ステロイドが十分に効かない場合(ステロイド抵抗性)には、腸管の炎症の原因となるTNF-αという物質を抑える抗TNF-α抗体、白血球を活性化させるIL-12、IL-23という物質を抑える抗IL-12/23p40抗体、炎症を起こすリンパ球が大腸に移動するのを防ぐ抗α4β7インテグリン抗体、炎症を起こす物質を広く抑えるヤヌスキナーゼ(JAK)阻害薬を用いることがあります。
急激に悪くなった(劇症)場合、薬物治療でうまく治療できない(難治)場合、大腸炎に関連した大腸がんができた場合などには、手術で治療されます。
クローン病では小腸や大腸に炎症が起きることが多いのですが、口、食道、胃、肛門にも炎症がおきる可能性のある病気です。炎症が強くなり、長く続くと腸が狭くなったり(狭窄)、穴が開いたり(穿孔、せんこう)、腸と腸、腸と膀胱、腸と皮膚などの間に通路ができてしまいます(瘻孔、ろうこう)。10~20代の若年で病気になることが多いです。

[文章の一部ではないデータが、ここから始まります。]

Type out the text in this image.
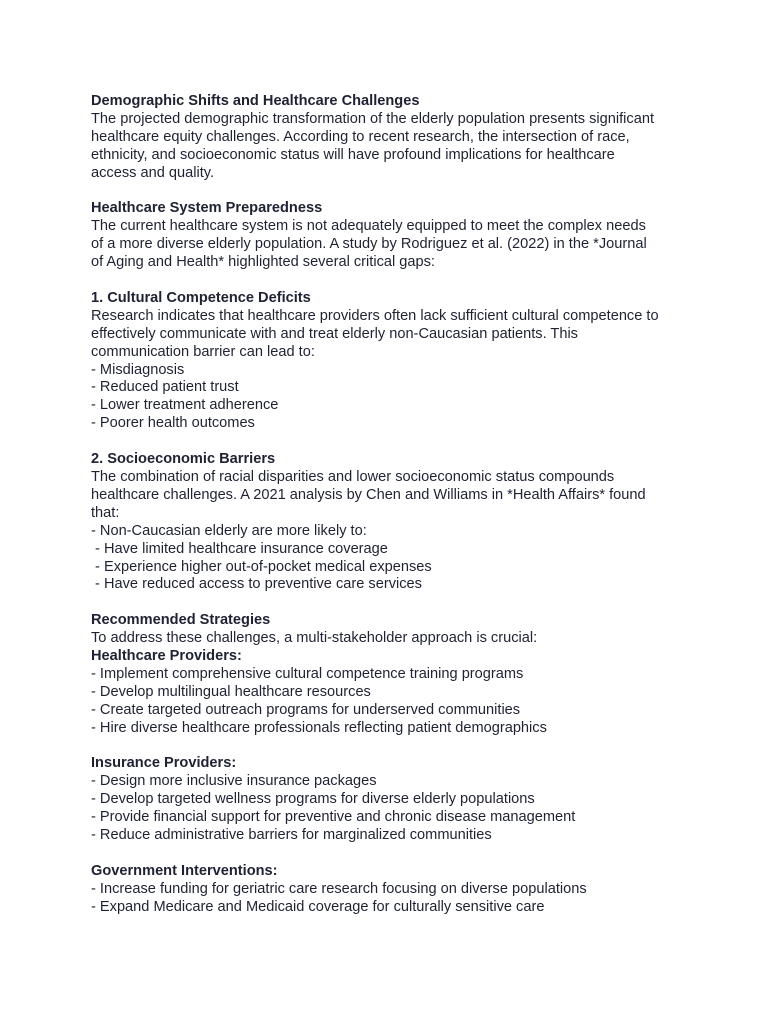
Demographic Shifts and Healthcare Challenges
The projected demographic transformation of the elderly population presents significant
healthcare equity challenges. According to recent research, the intersection of race,
ethnicity, and socioeconomic status will have profound implications for healthcare
access and quality.
Healthcare System Preparedness
The current healthcare system is not adequately equipped to meet the complex needs
of a more diverse elderly population. A study by Rodriguez et al. (2022) in the *Journal
of Aging and Health* highlighted several critical gaps:
1. Cultural Competence Deficits
Research indicates that healthcare providers often lack sufficient cultural competence to
effectively communicate with and treat elderly non-Caucasian patients. This
communication barrier can lead to:
- Misdiagnosis
- Reduced patient trust
- Lower treatment adherence
- Poorer health outcomes
2. Socioeconomic Barriers
The combination of racial disparities and lower socioeconomic status compounds
healthcare challenges. A 2021 analysis by Chen and Williams in *Health Affairs* found
that:
- Non-Caucasian elderly are more likely to:
- Have limited healthcare insurance coverage
- Experience higher out-of-pocket medical expenses
- Have reduced access to preventive care services
Recommended Strategies
To address these challenges, a multi-stakeholder approach is crucial:
Healthcare Providers:
- Implement comprehensive cultural competence training programs
- Develop multilingual healthcare resources
- Create targeted outreach programs for underserved communities
- Hire diverse healthcare professionals reflecting patient demographics
Insurance Providers:
- Design more inclusive insurance packages
- Develop targeted wellness programs for diverse elderly populations
- Provide financial support for preventive and chronic disease management
- Reduce administrative barriers for marginalized communities
Government Interventions:
- Increase funding for geriatric care research focusing on diverse populations
- Expand Medicare and Medicaid coverage for culturally sensitive care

腹痛、下痢、発熱、体重減少、痔ろうなどがあります。「おなかが弱い」体質と思っていたら、知らないうちに病気が進行して腸に穴が開いてから診断されることもあります。おなかの症状以外にも、口内炎、関節の痛み、皮膚炎などを合併することがあります。
症状の経過、血液検査(貧血や炎症の有無、栄養状態など)、胃カメラ・小腸カメラ・大腸カメラ・CT検査(炎症の状態や範囲)、病理検査(顕微鏡で炎症を確認)、便の細菌検査などの結果を総合的に評価して診断されます。当院では小腸カメラやCT検査を行えませんので、提携する総合病院をご紹介します。診断時に病変の範囲を正しく知ることが大切です。
潰瘍性大腸炎と同様、一般的な治療の目標は内視鏡的寛解を長く続けることです(潰瘍性大腸炎の治療目標を参照ください)。炎症を繰り返すうちに腸にダメージが蓄積して、狭窄、穿孔、瘻孔といった合併症がでるとイメージしてください。
クローン病の治療は、栄養療法、薬物治療、外科治療の3本柱です。栄養療法は、消化しなくてもすぐに栄養素を吸収できる状態の栄養剤(成分栄養剤)を食事の代わりに飲んで、腸への刺激を無くして炎症を和らげる治療です。薬物療法は、重症度や病変の範囲などから適切な薬が選択されます。具体的には、病変に直接作用して炎症を抑える5-アミノサリチル酸、炎症を広く抑えるステロイド、広く免疫を抑制するアザチオプリン、腸管の炎症の原因となるTNF-αという物質を抑える抗TNF-α抗体、白血球を活性化させるIL-12、IL-23という物質を抑える抗IL-12/23p40抗体や抗IL-23p19抗体、炎症を起こすリンパ球が大腸に移動するのを防ぐ抗α4β7インテグリン抗体から選択されます。
腸がとても狭くなったり(狭窄)、腸に穴が開いたり(穿孔)、おなかの中に膿がたまったり(膿瘍)した場合などには、手術で治療されます。
腸がとても狭くなったり(狭窄)、腸に穴が開いたり(穿孔)、おなかの中に膿がたまったり(膿瘍)した場合などには、手術で治療されます。